Judge ups the ante in Prop 8 challenge litigation; more to come
Wasting no time, U.S. District Court Judge Vaughn Walker, who is hearing Perry v. Schwarzenegger, has zapped both the plaintiffs' team of attorneys (led by Ted Olson and David Boies) and defendants' lawyers (Charles Cooper et al) with an order essentially rejecting their case management statements for insufficiency. (Read Plaintiffs' case management statement and Defendants' case management statement.) The statements are intended to identify the issues on which the parties will introduce evidence; they also contain proposed schedules for different stages in the lawsuit. Judge Walker directed them to rewrite the statements to more specifically identify both the points they intended to contest (e.g., the existence or extent of the political powerlessness of lgbt people, a point relevant to the constitutional standard that will be applied in the case), as well as potential witnesses and categories of witnesses (historians, sociologists, economists, demographers, oh my).

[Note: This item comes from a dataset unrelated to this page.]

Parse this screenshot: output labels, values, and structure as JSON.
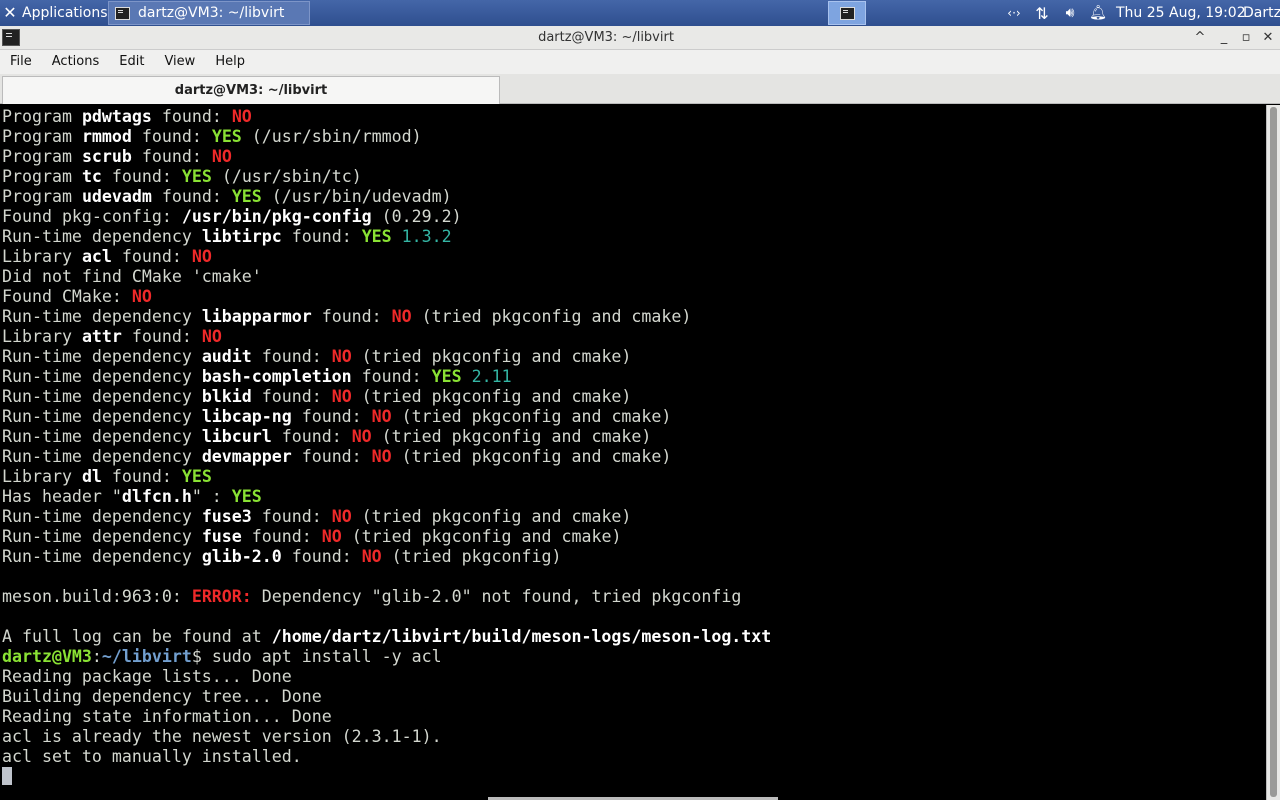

The new order seems to be a good sign for the advocacy groups trying to intervene as plaintiffs, since their main complaint about the Olson/Boies litigation strategy has been its hesitancy to invest in building an extensive factual record. Judge Walker apparently values the capacity to map out a detailed plan for presentation of evidence, a challenge for which the groups can draw on their long experience in mounting gay rights litigation.
Both existing parties were ordered to revise their case management documents and file them tomorrow. The lgbt groups seeking to intervene will also file one tomorrow. The contours are starting to take shape of what could be the most extensive mobilization ever of experts and documents in an lgbt rights case.
On Wednesday, the combatants meet again in the courtroom to argue the pending motions to intervene and probably to hear the judge's timetable for discovery and pre-trial motions. Over the coming week, I'll be writing a series of pieces on aspects of the Perry lawuit.